The Director’s statutory duties are spread out under the various provisions of the Companies Law and its Executive Regulations. Some of these duties give rise to criminal liability in case of breach. By way of example, a Director would be subject to imprisonment for not less than two years and a monetary penalty of not less than two thousand Egyptian pounds and not more than ten thousand Egyptian pounds in the event that the Director, among other things, resolves on matters related to dividend distributions in a manner contradictory with the provisions of the Companies Law or the statutes of the company, or intentionally commits an act of forgery in the company’s documents or otherwise presents misleading documents or falsified data to the general assembly. The sanction would be imposed personally on the perpetrating Director, if an individual, and on the corporate Director and/or its representative, in case the Director is a juristic person.
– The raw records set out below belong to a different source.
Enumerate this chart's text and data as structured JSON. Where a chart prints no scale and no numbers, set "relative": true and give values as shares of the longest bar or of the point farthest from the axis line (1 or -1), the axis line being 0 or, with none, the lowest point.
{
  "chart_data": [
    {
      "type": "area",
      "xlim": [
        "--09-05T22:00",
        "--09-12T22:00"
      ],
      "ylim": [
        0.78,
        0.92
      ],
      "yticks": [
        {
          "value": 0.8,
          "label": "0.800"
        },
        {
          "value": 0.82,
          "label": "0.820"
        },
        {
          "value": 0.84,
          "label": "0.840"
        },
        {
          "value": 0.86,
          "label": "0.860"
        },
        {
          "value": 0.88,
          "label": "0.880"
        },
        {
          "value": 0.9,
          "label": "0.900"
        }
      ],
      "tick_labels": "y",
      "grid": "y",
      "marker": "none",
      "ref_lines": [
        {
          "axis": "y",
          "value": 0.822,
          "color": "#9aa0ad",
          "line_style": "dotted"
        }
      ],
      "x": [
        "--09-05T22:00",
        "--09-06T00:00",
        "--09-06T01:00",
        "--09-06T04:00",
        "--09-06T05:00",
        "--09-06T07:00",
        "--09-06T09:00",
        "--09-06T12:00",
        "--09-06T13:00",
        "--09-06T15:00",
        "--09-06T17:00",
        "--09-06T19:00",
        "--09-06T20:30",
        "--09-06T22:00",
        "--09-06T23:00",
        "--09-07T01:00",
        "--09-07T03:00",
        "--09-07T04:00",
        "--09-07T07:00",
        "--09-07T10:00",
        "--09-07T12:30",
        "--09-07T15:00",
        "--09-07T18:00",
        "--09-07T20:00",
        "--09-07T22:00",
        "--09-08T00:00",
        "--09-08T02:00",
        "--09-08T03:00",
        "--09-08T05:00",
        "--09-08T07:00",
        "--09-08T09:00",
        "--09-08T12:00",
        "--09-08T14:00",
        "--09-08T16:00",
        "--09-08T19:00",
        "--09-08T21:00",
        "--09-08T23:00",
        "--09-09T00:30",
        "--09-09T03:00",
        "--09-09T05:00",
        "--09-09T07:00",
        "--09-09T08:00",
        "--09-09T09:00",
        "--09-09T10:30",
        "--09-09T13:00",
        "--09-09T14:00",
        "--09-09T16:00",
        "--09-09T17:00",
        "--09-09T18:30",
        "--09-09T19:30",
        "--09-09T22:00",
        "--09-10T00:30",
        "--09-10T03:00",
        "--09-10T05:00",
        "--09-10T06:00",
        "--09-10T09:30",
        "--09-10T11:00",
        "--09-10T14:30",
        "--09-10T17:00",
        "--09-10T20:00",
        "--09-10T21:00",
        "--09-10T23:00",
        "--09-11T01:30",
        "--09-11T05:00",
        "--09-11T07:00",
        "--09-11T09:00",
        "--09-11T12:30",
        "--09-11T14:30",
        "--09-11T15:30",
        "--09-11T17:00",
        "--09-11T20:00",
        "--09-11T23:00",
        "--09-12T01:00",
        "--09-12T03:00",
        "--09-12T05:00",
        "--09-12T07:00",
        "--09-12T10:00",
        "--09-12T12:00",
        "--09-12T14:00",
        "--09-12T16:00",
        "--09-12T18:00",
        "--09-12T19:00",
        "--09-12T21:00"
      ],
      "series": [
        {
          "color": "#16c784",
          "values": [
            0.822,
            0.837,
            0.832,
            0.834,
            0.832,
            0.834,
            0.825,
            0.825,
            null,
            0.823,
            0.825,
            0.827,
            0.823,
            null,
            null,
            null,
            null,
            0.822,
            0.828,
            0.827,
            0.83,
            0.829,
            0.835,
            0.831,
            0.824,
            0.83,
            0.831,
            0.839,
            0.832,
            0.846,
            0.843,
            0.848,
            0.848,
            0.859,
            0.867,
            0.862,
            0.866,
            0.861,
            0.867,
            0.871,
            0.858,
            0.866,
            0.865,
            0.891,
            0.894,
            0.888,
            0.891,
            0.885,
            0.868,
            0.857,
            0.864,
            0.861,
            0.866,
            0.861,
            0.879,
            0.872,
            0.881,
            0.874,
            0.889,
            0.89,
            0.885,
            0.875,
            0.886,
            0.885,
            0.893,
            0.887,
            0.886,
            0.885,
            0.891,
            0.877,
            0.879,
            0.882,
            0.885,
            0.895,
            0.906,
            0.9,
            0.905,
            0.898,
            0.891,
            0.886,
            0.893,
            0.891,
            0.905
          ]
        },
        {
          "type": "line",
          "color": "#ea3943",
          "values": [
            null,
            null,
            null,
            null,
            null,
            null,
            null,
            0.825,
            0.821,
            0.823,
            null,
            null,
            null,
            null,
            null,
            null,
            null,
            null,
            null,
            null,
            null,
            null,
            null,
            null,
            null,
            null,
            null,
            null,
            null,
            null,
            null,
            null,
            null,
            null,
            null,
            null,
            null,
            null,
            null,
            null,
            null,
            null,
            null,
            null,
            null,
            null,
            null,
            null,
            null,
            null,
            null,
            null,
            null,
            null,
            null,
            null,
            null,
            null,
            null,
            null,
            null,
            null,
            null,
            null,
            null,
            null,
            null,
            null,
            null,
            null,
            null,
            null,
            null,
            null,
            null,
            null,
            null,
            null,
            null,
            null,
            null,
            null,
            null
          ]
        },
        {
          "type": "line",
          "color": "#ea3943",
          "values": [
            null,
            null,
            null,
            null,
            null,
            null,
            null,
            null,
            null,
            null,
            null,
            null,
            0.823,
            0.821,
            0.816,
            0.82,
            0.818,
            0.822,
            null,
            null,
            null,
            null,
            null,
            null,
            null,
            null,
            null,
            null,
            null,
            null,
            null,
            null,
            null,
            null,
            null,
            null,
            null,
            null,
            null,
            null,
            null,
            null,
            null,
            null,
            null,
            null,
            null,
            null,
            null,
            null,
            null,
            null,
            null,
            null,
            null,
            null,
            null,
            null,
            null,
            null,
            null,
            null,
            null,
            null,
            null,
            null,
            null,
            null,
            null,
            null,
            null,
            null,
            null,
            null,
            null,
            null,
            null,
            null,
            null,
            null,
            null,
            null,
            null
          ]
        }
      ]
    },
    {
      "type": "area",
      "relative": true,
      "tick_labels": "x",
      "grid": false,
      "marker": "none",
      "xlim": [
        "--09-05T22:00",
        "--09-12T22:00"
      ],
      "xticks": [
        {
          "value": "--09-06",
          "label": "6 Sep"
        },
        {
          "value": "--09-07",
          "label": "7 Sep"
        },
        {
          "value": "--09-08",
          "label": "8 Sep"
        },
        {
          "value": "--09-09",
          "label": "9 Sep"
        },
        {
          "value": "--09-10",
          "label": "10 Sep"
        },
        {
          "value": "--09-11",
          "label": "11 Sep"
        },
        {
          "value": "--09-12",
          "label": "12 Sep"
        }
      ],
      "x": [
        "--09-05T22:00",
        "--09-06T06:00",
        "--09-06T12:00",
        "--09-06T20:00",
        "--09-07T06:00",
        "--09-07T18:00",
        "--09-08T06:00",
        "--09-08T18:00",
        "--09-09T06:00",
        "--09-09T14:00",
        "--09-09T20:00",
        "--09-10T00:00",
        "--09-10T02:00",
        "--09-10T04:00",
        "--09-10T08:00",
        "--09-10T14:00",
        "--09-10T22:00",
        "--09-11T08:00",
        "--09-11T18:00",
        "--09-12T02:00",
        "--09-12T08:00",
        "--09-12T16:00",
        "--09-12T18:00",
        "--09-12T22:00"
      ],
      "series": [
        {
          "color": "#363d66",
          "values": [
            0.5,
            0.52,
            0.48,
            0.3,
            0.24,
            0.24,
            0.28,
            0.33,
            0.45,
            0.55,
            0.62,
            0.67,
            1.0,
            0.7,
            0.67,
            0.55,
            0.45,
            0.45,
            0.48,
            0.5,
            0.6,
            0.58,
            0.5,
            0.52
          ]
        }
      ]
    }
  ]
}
Moreover, the Director who fails to observe the parameters and scope of his directorship and powers, breaches any of the mandatory rules under the Companies Law, or intentionally obstructs the invitation of the general assembly of shareholders to convene shall be personally subject to a monetary penalty of not less than two thousand Egyptian pounds, but not exceeding ten thousand Egyptian pounds.
The aforementioned criminal liability would not prejudice third party’s rights, including the shareholders and the company, to invoke the breaching Director’s civil liability and claim damages remedying the losses incurred thereby due to the misconduct of such Director.
Directors’ Personal Liability for Insolvent Trading
One of the significant protections invoked for the company and its shareholders, against the Directors who fail to observe their duties and conduct the business and management diligently, is the threat of rendering the Directors bankrupt upon the bankruptcy of the company. Pursuant to the Commercial Code, a Director who undertakes commercial activities for his own benefit under the company’s umbrella and disposes of the company’s funds and property, as if they were his own funds, may be declared bankrupt along with the company.
The Commercial Code further provides that the bankruptcy court may oblige the Directors or some of them, jointly or severally, to pay the debts of the company where the assets are insufficient to settle at least 20 per cent of such debts, unless the Directors prove that they have managed the company according to the standards of a reasonable person.
According to the Companies Law, the general assembly of shareholders has to annually review the Directors’ actions and decide whether to absolve the Directors of any liability resulting from their actions and management of the company during the pertinent year. In the event that the general assembly of shareholders decides to absolve the Directors, the shareholders and the company would have then waived their rights of recourse against the Directors, except in the case of a default that was then not known or disclosed to the general assembly.
The Directors of a company, whether natural or juristic persons, owe a fiduciary duty to such company and its shareholders and must at all times act within the scope of the powers vested therein, as well as the applicable laws and regulations. Directors’ decisions in the course of carrying out regular managerial duties shall be binding to the company vis-à-vis bona fide third parties. However, where the Directors exceed the scope of their duties or commit negligence or wilful misconduct in the course of management (as based on the actions of a reasonable person), the Directors would be liable vis-à-vis the shareholders and the company for such actions. Such liability cannot be limited or released except to the extent decided by the general assembly and provided always that the Directors’ actions do not give rise to criminal liability.